Men’s Tennis: Andrews sets big goals as senior
Brian Hartnett | Wednesday, September 18, 2013
Notre Dame senior Greg Andrews has seemingly done it all in his college tennis career.
Achieve a national ranking? Check.
Reach the NCAA Singles Championship? Affirmative.
Win Big East Player of the Year? He’s done that, twice.
But the No. 1 singles player for the Irish admitted he still has a lot more to accomplish.
“Obviously, I haven’t won any NCAA championships, I haven’t been an All-American,” Andrews said. “There are always things I can keep striving for.”
Andrews will look to achieve his remaining goals in his final season at Notre Dame. As one of four seniors on the squad, he will also play the role of leader for the young team, which has seven underclassmen on its roster.
“I try to lead by example,” Andrews said. “I just try to do the right things and bring my best to practice every day. I hope the young guys see that and realize that’s the key to success.”
Success has been a constant theme throughout Andrews’ career at Notre Dame. In addition to his two-time conference player of the year crown, he reached the round of 32 at last season’s NCAA Singles Championships, and he’s ascended up the national rankings to reach his current spot as the No. 31 college singles player in the country.

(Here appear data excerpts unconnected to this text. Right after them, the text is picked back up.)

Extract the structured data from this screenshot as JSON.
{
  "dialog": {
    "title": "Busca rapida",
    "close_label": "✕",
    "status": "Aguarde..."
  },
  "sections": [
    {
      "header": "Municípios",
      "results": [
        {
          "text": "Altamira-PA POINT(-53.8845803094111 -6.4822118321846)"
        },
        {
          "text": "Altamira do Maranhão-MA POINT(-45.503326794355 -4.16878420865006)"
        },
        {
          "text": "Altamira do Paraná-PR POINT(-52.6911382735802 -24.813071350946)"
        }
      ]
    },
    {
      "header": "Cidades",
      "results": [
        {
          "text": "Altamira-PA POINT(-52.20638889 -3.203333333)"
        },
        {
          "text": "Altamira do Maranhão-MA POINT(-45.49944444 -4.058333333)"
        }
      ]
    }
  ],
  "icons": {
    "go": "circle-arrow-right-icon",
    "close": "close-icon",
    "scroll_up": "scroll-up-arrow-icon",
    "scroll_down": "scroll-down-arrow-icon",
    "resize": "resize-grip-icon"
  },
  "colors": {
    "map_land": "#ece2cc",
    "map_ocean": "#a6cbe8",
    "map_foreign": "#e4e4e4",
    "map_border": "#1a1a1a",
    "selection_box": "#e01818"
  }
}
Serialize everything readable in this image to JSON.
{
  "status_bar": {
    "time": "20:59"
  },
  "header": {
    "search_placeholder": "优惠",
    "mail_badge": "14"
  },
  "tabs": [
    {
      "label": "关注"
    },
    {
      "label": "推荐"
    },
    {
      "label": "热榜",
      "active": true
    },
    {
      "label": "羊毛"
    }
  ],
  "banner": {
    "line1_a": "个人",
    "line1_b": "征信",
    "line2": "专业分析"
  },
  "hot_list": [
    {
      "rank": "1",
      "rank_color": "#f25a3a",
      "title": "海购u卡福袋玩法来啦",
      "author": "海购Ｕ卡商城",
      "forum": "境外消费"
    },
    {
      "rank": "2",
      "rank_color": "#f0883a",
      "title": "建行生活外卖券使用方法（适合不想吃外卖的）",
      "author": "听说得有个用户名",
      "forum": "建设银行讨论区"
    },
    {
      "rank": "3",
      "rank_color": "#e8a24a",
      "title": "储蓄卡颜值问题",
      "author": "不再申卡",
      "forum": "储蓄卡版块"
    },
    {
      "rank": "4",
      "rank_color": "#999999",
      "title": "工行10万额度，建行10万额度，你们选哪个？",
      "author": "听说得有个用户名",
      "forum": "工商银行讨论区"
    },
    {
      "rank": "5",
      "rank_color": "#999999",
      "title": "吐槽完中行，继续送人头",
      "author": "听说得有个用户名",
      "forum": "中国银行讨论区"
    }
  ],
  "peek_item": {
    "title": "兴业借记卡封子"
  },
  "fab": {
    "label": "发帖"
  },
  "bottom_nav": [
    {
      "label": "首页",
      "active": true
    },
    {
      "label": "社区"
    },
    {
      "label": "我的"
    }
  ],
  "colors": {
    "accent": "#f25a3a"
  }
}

Yet Andrews said his favorite victory with the Irish came as part of a team triumph in April’s Big East Championship.
“[The Big East Championship] was a great experience, especially in [former Irish] coach [Bobby] Bayliss’ last year,” Andrews said. “To win that for him was just amazing.”
Bayliss may have retired after last season, but Andrews said the team hasn’t skipped a beat under new head coach Ryan Sachire, a former Irish assistant.
“It was definitely an easy change because Coach Sachire has been with the program for so long,” Andrews said. “He’s brought in some great assistant coaches that have made the transition easy as well.”
The Richfield, Mich., native said he’s even talked with Sachire about the idea of playing professionally after graduation. Sachire has some expertise in the field, as he played on the professional circuit for five years after his own career with the Irish.
“[Sachire] told me not to worry about [deciding to play professionally] yet,” Andrews said. “I have a lot of time to make that decision, and I need to focus on my academics and my college tennis.”
Indeed, Andrews has done a noteworthy job of balancing academics with his athletic pursuits. An accounting major who’s been a Dean’s List regular at Notre Dame, Andrews was named to last season’s Capital One Academic All-American Division I At-Large team and currently has an accounting internship lined up for next summer.
“I’ve always really tried to focus on my academics and definitely not put them second to my athletics,” Andrews said. “I’ve always liked being a student-athlete because I felt it helped me manage my time, and it made me more efficient. Honestly, I don’t think I would have done as well as I have in tennis if I weren’t a student-athlete.”
Regardless of whether his future holds a pro tennis career or an accounting job, Andrews said he would make the most of his final collegiate season in the sport he’s been playing since he was six years old.
“I lived all over the world when I was younger, in Mexico, Texas, England and China,” he said. “When I traveled, tennis was the one sport that stuck with me, so when I got back to the states for good, I only played tennis. I just stuck with it.”
Andrews and the Irish return to action at the ITA All-American Championships, which begin Sept. 28.